Já havia uma tristeza irremediável esperando, desde o primeiro instante em que imaginei Felisa; sentimento pertencente a uma esfera maior do que a minha e, ao mesmo tempo, rigorosamente peculiar ao meu mundo interior. Tive um árduo trabalho até Felisa se configurar, enquanto ela se debatia para abandonar o limbo — uma garota prodigiosa. Percebo agora que o f de (F)Elisa, esconde o outro nome. Então, é como se Elisa voltasse apenas para me dizer: passei por tua vida só para dar forma a essa tristeza; para que ela, ao te pertencer, conformasse a tua personagem…

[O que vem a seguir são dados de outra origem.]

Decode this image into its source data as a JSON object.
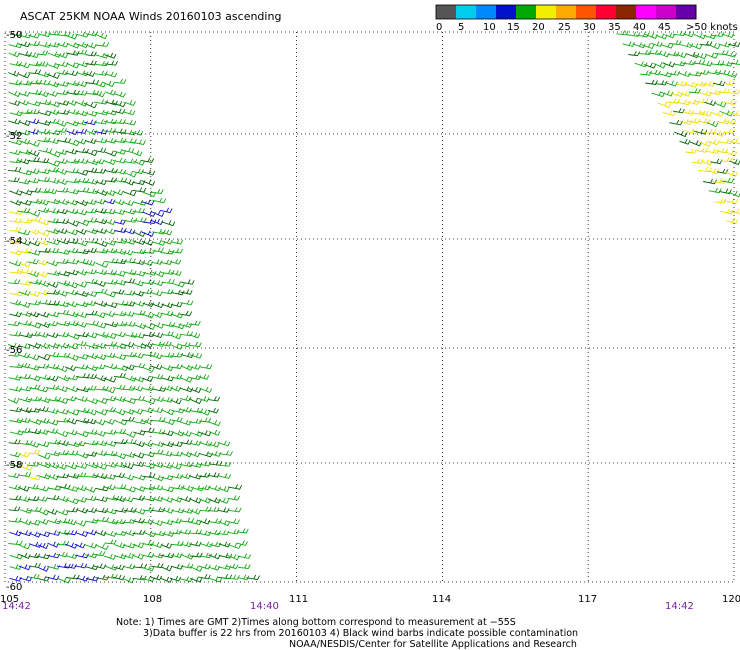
{
  "title": "ASCAT 25KM NOAA Winds 20160103 ascending",
  "colorbar": {
    "colors": [
      "#555555",
      "#00ccee",
      "#0088ff",
      "#0011cc",
      "#00aa00",
      "#f2ee00",
      "#ffaa00",
      "#ff5500",
      "#ff0033",
      "#8b2500",
      "#ff00ff",
      "#cc00cc",
      "#6600aa"
    ],
    "labels": [
      "0",
      "5",
      "10",
      "15",
      "20",
      "25",
      "30",
      "35",
      "40",
      "45",
      ">50 knots"
    ]
  },
  "axes": {
    "x_ticks": [
      "105",
      "108",
      "111",
      "114",
      "117",
      "120"
    ],
    "y_ticks": [
      "-50",
      "-52",
      "-54",
      "-56",
      "-58",
      "-60"
    ]
  },
  "times": [
    "14:42",
    "14:40",
    "14:42"
  ],
  "notes": {
    "line1": "Note: 1) Times are GMT 2)Times along bottom correspond to measurement at −55S",
    "line2": "3)Data buffer is 22 hrs from 20160103 4) Black wind barbs indicate possible contamination",
    "line3": "NOAA/NESDIS/Center for Satellite Applications and Research"
  },
  "chart_data": {
    "type": "wind-barb map",
    "x_range": [
      105,
      120
    ],
    "y_range": [
      -60,
      -50
    ],
    "x_ticks": [
      105,
      108,
      111,
      114,
      117,
      120
    ],
    "y_ticks": [
      -50,
      -52,
      -54,
      -56,
      -58,
      -60
    ],
    "grid": "dotted",
    "swaths": [
      {
        "lon_west_edge": 105,
        "lon_east_edge_at_lat": [
          [
            -50,
            107.0
          ],
          [
            -54,
            108.5
          ],
          [
            -60,
            110.1
          ]
        ],
        "dominant_speed_knots": 20,
        "time": "14:42"
      },
      {
        "lon_east_edge": 120,
        "lon_west_edge_at_lat": [
          [
            -50,
            117.5
          ],
          [
            -54,
            120.0
          ]
        ],
        "dominant_speed_knots": 25,
        "time": "14:42"
      }
    ]
  },
  "colors": {
    "blue_barb": "#1010cc",
    "green_barb": "#11aa11",
    "dark_green_barb": "#006600",
    "yellow_barb": "#eedd00",
    "grid": "#000000"
  }
}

Rilke aventou a hipótese de que o nosso ritmo no Universo talvez fosse o da tristeza: estou andando por uma cidade desconhecida, à noite; a minha mulher partiu e nunca mais voltará; não terei mais qualquer chance de reencontrá-la ou de encontrar qualquer outra mulher, “noites brancas, sem mulheres.” Mas, de repente, passando de uma noite a outra, de um sonho a outro sonho, numa revigorante primavera, anoitece e Fanny me espera, namorada; sem laço ou compromisso algum, além de ser a minha namorada; vem, brota, e o seu sorriso, os seus olhos lindos, plenos de noite escura, avançam e deitam sobre mim a sombra fatal da mais arrebatadora felicidade.

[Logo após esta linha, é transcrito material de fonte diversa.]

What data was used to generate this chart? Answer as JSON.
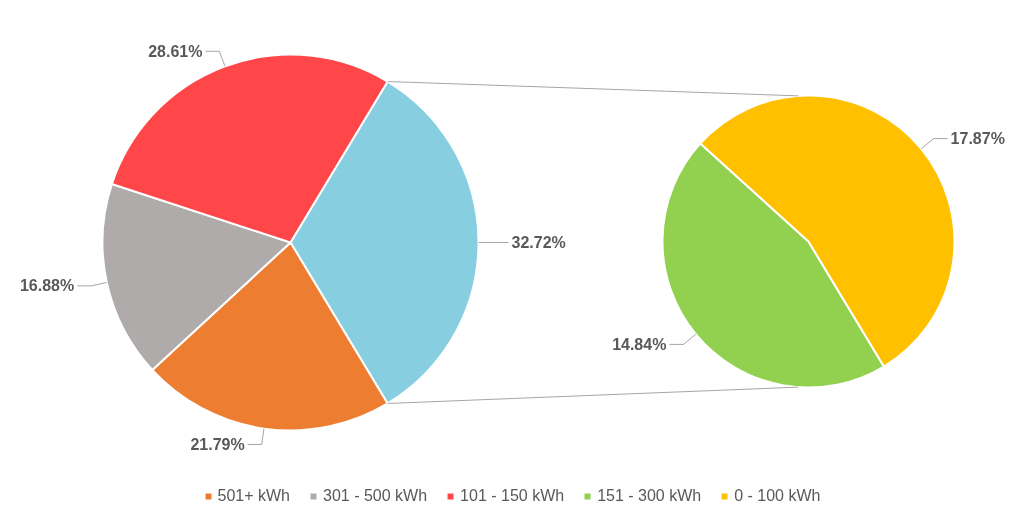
{
  "chart_data": [
    {
      "type": "pie",
      "categories": [
        "501+ kWh",
        "301 - 500 kWh",
        "101 - 150 kWh",
        null
      ],
      "values": [
        21.79,
        16.88,
        28.61,
        32.72
      ],
      "value_labels": [
        "21.79%",
        "16.88%",
        "28.61%",
        "32.72%"
      ],
      "colors": [
        "#ed7d31",
        "#afabab",
        "#ff474a",
        "#87cee0"
      ],
      "legend": "bottom"
    },
    {
      "type": "pie",
      "categories": [
        "151 - 300 kWh",
        "0 - 100 kWh"
      ],
      "values": [
        14.84,
        17.87
      ],
      "value_labels": [
        "14.84%",
        "17.87%"
      ],
      "colors": [
        "#92d050",
        "#ffc000"
      ],
      "legend": "bottom"
    }
  ]
}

Hoje, isento da política, trabalho, tento recriar; recorro às palavras, à pintura, em difícil labor diário; tento me aproximar (escravo feliz) desses conteúdos ardentes, desse dia e noite que passa, volta e continua, sem memória, sobre o caminho de retorno ao jardim primordial.

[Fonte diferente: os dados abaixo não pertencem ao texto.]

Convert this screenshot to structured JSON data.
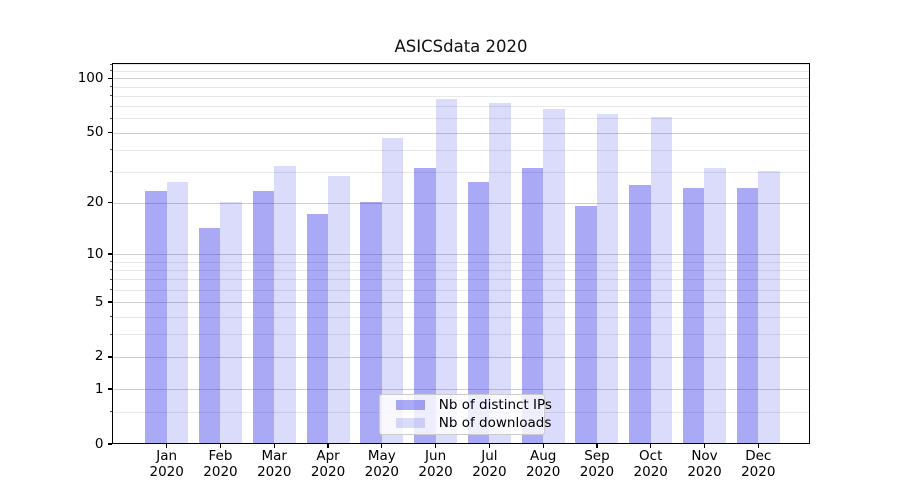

Escrita por Edgard Rodrigues:
Só consegui reter Elisa por alguns minutos, tempo de atualizar um pouco as peripécias de nossas vidas de estudantes. Quando eu quis tocar no assunto pessoal ela evitou; se foi. Nunca mais a vi ou soube qualquer coisa dela. Talvez, ela fosse prisioneira de alguma complicação afetiva, da qual nunca tive ideia, que a levava a me rejeitar exatamente por gostar de mim.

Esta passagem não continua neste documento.